CAMPESINOS from Bajo Aguán, northern Honduras, have been met with blows by police under the Porfirio Lobo regime and, on top of that, are being portrayed as criminals, while their leaders have been prevented by the courts from taking part in any protest demonstrations.
These maneuvers are intended to avoid social mobilization against the abuses of a state which only responds to the landowning oligarchy.
The desinfomémonos website recently revealed that 350 campesinos from Bajo Aguán were violently repressed in Tegucigalpa for demanding an urgent Supreme Court to the agrarian conflict in the region, as well as an end to the repression and impunity of the law and order forces.
Sirel Vitalino Álvarez, spokesperson for the Aguán Unified Campesino Movement, one of those banned from taking part in demonstrations, stated, “We cannot stop reclaiming justice or abandon the struggle for our rights. We have now experienced in the flesh the manipulation of those who control the country. We have seen the power that they have and their plans to destroy us. However, they are not going to stop us and we are going to continue demanding justice.”
According to published information, from September 2008 through now, 53 people close to or belonging to the Bajo Aguán campesino organizations, plus a journalist and his partner, have been killed in the context of the agrarian conflict in the region. Another campesino disappeared on May 15, 2011 and has not been found.
This is just one example of a number of violations of human rights which have exposed the economic interests of the ruling forces in Honduras, engaged in an overt campaign to demobilize, de-legitimize and criminalize the campesino movement in Bajo Aguán and the social, indigenous and Garífuna movements in the region.
Ollantay Itzamná’s exposé on the Alainet.org website of the recent massacre of five campesino brothers in the north of Honduras (date unspecified) prompted national and international attention.

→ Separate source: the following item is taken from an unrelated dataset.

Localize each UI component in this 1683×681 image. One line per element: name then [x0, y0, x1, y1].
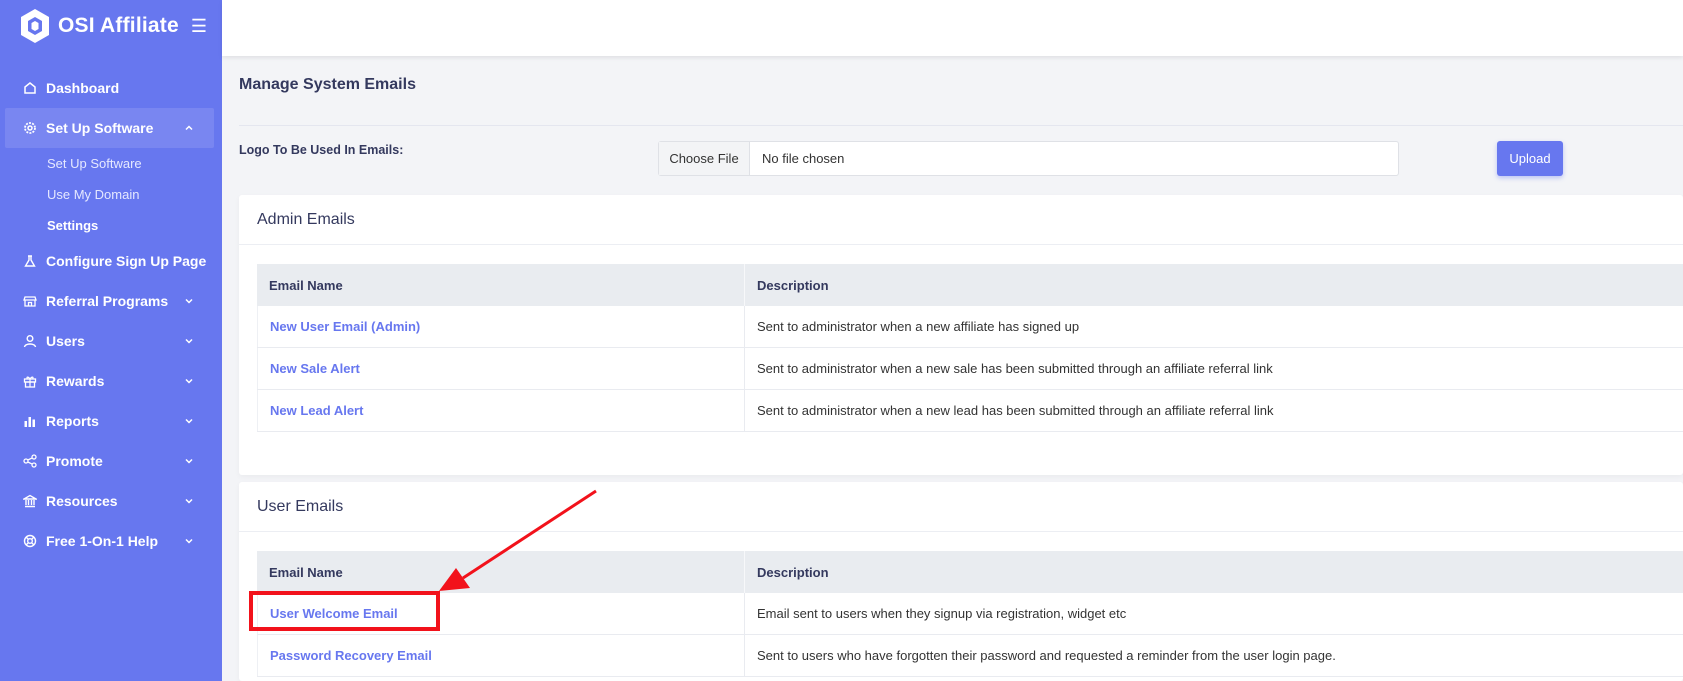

Their gunned down and scattered corpses were seen throughout the world, demonstrating the lies and barbarity of Honduras under the present regime.
Itzamná emphasized that the most grotesque response was that of Miguel Facussé, a landowner involved in the killings and one of the supporters of the June 2009 coup, who said, “Why do they approach my property knowing that my men are armed?” The government immediately alerted the population to the alleged presence of guerrilla campesinos, trained outside of the country, and the National Congress approved the Anti-Terrorist Act criminalizing the social movements. In this way, the central problem of the country was reduced to a secondary plane.
This issue of land is the principal focus of conflict with the campesino movements, given that they are facing not only police repression but private armies, such as Facussé’s.
Close to 80% of Honduran territory is forested. Of the total cultivable land, 1% of landowners hold one third, while 375,000 small farmers have no land to cultivate. Moreover, nearly 75% of national agricultural products are grown by small farmers, Itzamná reports. The large agricultural businesses produce to export, without noticeable benefit to the country.
The government is more interested in associating itself with national and international private capital. While campesinos are dying of hunger for lack of land, it is preparing to create “private cities,” with their own sovereignty, like a country within a country, given that they will control their own capital and even foreign financial relations. They will also have their own police and thus significant impunity.
The Argentine daily La Nación reported that, in order to achieve this, the Lobo administration has signed a memorandum of understanding with private investors as a framework for the creation of the first of these cities, in an as yet undefined place. These private preserves will not even have to deal with taxes, as they are not obliged to transfer resources to the Honduran government. For Oscar Cruz, former attorney for the Defense of the Constitution, “part of national territory and the population within it is being ceded, without placing any limit on numbers or extension.
For the Honduran Black Fraternal Organization (OFRANEH), the project masks the intention of handing over “100 square kilometers of national territory to international financial capital,” and allowing all kinds of illegalities such as money laundering.
The project is based on the “charter city” idea of U.S. economist Paul Romer. What a coincidence that he should be American! Romer has already stated in an Internet blog, Freakonomics, that the path to follow has been marked out and it is expected that the first steps will begin this October.